Boiled, baked, scalloped, fried - potatoes are delicious.

But a few years ago when I learned that my metabolism quickly turns those spuds into sugar, I painfully stopped eating them. The pain was imagined - just the feeling of deprivation.

About the same time, I also stopped eating wheat and other gluten-containing grains.

I love bread and all other bakery items - but I don't miss them or the many harmful effects.

Now I don't have any of the usual severe symptoms of hypoglycemia - at least not for the last 2 years. I suppose they could crop up again if and when I accidentally eat something I should not eat.

The book, Dangerous Grains by James Braly, M.D. and Ron Hoggan, M.A. presents very clear evidence that wheat and other grains are most likely problematic to most people - clearly for some more than others.

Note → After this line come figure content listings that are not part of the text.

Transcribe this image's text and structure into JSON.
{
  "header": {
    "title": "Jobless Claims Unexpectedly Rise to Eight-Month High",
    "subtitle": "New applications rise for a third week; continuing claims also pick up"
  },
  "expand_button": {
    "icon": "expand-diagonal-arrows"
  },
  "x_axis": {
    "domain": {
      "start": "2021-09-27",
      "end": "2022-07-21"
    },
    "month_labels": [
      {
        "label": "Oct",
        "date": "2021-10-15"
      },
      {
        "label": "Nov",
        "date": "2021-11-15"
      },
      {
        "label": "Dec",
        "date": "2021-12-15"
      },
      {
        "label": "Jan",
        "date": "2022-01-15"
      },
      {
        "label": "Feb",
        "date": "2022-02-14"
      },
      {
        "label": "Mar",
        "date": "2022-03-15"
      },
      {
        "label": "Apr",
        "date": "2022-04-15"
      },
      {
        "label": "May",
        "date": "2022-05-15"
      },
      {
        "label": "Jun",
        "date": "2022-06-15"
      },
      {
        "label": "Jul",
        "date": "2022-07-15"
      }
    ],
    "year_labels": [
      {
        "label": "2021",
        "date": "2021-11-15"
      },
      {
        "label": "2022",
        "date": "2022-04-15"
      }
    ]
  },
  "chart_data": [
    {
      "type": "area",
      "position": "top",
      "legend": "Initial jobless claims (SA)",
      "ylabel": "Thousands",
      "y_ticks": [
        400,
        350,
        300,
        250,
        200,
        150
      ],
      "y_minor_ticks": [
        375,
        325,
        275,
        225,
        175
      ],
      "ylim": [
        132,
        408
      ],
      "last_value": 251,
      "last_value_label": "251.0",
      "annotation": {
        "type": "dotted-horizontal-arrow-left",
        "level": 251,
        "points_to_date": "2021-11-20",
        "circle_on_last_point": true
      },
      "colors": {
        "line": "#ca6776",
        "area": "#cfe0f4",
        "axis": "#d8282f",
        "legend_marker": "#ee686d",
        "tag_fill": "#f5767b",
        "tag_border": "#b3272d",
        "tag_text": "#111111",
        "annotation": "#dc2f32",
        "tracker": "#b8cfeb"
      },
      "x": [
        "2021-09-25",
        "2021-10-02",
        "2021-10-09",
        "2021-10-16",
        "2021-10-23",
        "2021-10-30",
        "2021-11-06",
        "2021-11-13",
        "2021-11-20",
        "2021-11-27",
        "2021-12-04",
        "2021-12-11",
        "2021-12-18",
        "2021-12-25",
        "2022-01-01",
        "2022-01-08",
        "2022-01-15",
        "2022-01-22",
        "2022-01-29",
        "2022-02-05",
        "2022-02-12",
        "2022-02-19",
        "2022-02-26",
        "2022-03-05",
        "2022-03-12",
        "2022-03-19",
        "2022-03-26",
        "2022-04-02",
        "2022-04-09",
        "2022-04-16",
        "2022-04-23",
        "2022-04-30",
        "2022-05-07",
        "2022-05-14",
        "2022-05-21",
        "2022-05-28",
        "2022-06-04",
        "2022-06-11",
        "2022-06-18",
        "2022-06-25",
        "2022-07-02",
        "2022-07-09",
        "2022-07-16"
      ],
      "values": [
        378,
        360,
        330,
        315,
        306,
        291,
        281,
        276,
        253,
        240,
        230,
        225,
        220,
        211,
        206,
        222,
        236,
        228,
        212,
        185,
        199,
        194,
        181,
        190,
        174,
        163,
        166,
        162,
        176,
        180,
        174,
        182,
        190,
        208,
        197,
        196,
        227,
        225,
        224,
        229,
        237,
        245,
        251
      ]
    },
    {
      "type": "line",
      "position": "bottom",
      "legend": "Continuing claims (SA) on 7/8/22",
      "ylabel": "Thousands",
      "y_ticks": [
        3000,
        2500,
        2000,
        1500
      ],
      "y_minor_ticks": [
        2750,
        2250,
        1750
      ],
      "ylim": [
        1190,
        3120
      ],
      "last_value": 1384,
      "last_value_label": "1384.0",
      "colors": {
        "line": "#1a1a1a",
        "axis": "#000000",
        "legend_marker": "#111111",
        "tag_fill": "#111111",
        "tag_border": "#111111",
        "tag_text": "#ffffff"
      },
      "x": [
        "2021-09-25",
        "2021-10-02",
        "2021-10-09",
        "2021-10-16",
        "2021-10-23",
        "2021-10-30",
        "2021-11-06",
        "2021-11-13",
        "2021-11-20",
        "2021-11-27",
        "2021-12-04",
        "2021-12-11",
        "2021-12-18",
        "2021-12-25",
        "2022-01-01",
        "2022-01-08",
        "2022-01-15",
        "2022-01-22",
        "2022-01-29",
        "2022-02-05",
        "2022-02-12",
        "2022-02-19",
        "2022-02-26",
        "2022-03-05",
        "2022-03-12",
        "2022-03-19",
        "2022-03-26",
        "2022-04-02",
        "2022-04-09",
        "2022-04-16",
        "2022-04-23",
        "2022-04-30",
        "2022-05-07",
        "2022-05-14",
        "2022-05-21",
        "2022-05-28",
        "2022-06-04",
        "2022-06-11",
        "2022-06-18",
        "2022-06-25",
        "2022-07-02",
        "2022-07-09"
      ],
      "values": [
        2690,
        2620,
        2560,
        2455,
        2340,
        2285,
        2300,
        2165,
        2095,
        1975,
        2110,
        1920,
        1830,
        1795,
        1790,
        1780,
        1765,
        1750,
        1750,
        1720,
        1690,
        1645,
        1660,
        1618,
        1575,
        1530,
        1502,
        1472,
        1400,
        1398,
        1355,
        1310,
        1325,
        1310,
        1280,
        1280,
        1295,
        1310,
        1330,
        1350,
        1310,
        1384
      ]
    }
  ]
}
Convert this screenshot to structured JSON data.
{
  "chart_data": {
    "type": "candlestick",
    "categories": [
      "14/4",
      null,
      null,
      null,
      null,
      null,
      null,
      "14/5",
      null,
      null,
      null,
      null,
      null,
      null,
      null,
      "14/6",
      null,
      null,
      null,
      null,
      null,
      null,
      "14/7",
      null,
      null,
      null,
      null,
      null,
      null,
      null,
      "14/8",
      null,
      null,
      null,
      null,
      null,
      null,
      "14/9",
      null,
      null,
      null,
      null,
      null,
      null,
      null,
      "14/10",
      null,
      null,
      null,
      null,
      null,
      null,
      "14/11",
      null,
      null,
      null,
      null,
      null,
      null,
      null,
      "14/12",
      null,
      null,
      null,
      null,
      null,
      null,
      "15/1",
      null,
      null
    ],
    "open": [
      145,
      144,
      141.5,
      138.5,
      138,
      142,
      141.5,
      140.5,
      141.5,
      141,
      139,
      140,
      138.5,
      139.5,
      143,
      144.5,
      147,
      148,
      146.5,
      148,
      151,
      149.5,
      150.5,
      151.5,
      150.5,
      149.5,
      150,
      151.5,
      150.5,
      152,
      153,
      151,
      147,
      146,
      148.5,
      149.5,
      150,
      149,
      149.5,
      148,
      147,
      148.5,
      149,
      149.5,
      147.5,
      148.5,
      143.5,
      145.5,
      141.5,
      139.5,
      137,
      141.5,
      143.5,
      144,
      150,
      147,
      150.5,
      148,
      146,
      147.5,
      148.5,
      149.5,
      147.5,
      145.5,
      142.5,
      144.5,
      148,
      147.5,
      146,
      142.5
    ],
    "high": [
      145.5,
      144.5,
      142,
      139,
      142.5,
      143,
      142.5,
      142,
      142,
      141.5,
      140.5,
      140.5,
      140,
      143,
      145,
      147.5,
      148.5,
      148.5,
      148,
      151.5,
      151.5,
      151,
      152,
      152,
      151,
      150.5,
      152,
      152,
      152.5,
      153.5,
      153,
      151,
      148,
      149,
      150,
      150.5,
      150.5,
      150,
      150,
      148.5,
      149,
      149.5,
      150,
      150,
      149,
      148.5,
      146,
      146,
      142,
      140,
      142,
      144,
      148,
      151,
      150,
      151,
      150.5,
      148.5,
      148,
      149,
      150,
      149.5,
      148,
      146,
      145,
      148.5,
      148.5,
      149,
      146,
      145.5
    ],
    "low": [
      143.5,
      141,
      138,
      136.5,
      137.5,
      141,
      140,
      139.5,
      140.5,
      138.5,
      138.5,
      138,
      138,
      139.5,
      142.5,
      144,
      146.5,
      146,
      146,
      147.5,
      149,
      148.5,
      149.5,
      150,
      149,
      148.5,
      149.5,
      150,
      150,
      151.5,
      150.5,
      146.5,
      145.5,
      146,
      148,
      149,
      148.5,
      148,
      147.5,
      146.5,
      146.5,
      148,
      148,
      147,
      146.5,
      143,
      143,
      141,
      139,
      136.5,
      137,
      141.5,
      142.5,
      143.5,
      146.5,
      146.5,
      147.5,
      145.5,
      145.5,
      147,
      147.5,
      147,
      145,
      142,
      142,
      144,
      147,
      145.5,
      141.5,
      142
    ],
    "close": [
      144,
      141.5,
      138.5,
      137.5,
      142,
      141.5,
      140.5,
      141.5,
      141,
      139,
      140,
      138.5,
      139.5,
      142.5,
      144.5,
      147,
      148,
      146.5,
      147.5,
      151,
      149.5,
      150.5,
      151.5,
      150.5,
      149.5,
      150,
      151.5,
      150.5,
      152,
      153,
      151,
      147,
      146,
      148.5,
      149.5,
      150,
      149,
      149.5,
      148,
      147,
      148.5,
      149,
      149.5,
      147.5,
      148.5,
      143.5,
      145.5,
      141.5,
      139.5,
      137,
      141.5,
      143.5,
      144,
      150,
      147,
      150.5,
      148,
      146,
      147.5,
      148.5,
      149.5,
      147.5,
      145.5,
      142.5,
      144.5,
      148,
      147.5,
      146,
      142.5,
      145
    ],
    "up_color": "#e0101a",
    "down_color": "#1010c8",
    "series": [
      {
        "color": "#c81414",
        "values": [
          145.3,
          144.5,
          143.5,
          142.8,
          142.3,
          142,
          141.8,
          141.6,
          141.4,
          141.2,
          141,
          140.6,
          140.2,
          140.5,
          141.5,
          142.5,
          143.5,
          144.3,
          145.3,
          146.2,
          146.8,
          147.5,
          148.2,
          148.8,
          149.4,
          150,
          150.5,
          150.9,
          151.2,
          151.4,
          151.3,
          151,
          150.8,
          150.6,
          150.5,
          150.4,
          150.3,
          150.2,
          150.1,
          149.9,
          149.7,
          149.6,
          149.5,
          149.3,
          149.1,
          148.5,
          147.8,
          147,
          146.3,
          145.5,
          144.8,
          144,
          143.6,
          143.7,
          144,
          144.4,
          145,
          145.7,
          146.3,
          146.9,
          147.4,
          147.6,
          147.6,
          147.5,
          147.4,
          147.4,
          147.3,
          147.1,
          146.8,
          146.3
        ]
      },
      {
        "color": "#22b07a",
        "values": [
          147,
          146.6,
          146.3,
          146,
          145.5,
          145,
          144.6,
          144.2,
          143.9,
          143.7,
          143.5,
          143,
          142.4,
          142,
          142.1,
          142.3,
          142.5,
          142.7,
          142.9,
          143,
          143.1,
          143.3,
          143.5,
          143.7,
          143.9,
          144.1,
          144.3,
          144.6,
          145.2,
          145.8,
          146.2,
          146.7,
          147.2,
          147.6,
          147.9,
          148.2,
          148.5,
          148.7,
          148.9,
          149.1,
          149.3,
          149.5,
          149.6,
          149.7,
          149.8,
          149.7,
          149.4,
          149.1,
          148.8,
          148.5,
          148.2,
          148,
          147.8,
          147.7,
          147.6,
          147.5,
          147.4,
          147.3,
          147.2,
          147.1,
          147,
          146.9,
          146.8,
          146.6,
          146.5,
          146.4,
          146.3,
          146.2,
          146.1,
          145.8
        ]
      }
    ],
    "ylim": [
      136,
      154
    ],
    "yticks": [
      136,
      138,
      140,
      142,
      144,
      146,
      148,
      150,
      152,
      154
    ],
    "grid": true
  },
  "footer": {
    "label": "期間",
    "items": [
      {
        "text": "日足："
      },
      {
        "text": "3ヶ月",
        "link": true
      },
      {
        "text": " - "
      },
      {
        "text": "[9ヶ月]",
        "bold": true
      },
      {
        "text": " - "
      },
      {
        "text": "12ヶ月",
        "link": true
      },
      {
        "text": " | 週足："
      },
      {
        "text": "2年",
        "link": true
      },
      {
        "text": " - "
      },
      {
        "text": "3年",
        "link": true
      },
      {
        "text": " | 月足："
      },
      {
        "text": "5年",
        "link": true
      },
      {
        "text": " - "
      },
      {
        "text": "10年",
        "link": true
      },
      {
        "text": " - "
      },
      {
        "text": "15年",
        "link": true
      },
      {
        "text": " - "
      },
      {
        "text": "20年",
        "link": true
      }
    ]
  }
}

I had already stopped eating wheat, potatoes, and dairy products before stumbling across Dangerous Grains.

That's because Joyce had found Eat Right 4 Your Type several years earlier.

Another book, Fit For Life by Harvey and Marilyn Diamond, has an interesting short passage on hypoglycemia.

Their writing on hypoglycemia is in the chapter devoted to frequently asked questions.

The question in question is: Why does it seem as if so many people today either have hypoglycemia or think they do? And doesn't eating fruit aggravate a hypoglycemic condition?

They answer in two parts.

First, they say, there are so many possible symptoms that almost everyone has at least one of them - which would be why many people only imagine they have low blood sugar.

Secondly, the SAD - or Standard American Diet is highly energy-usurping and acid-producing. Low blood sugar is a very common result.

I hadn't realized that foods could be energy consuming. They're supposed to give us energy, right?

Dr. Junger in Clean tells us that many foods in the Standard American Diet really do require large amounts of energy for digestion - and in fact, the energy requirement for digesting large meals is the primary reason we feel really tired and sleepy after eating a big meal.

The energy requirements of digesting many of our favorite foods is the reason many people run out of energy right after lunch - then snack on more junk before the evening meal, and indulge in yet more snacks before bedtime.

Dr. Junger spells this out in no uncertain terms for us in Clean.

The second part of the question posed in Fit For Life regarding fruit is something I've heard before from sceptics among friends and colleagues who don't like eating fresh fruits and vegetables.

The Diamonds' answer is that fresh fruit is the most effective food for raising low blood sugar.

Nearly anyone who has had as family member with type I diabetes knows that to be true.

Our Dad always carried oranges or raisins - and he was often force-fed orange juice by our Mom. He became very obstinate when he was hypoglycemic - or nearly comatose when his blood glucose levels were extremely low.

As is emphasized in Harvey and Marilyn's book, eating fruit actually increases levels of blood glucose rather than just suppressing symptoms.

Eating high protein foods does suppress the symptoms.

Protein - especially animal protein - is hard to digest, and so it consumes more energy than it provides.

My copy of Fit For Life was copyrighted in 1985 and 1987.

Back then you certainly did not hear from medical doctors on any topics related to nutrition. Nonetheless, we had access to a lot of valuable information from the Diamonds and other non-medical folks who filled the void at the time.

I'm very thankful now for the numerous medical doctors such as Dr. Junger and Dr. Braly who are publishing valuable information for many who might only listen to a medical doctor.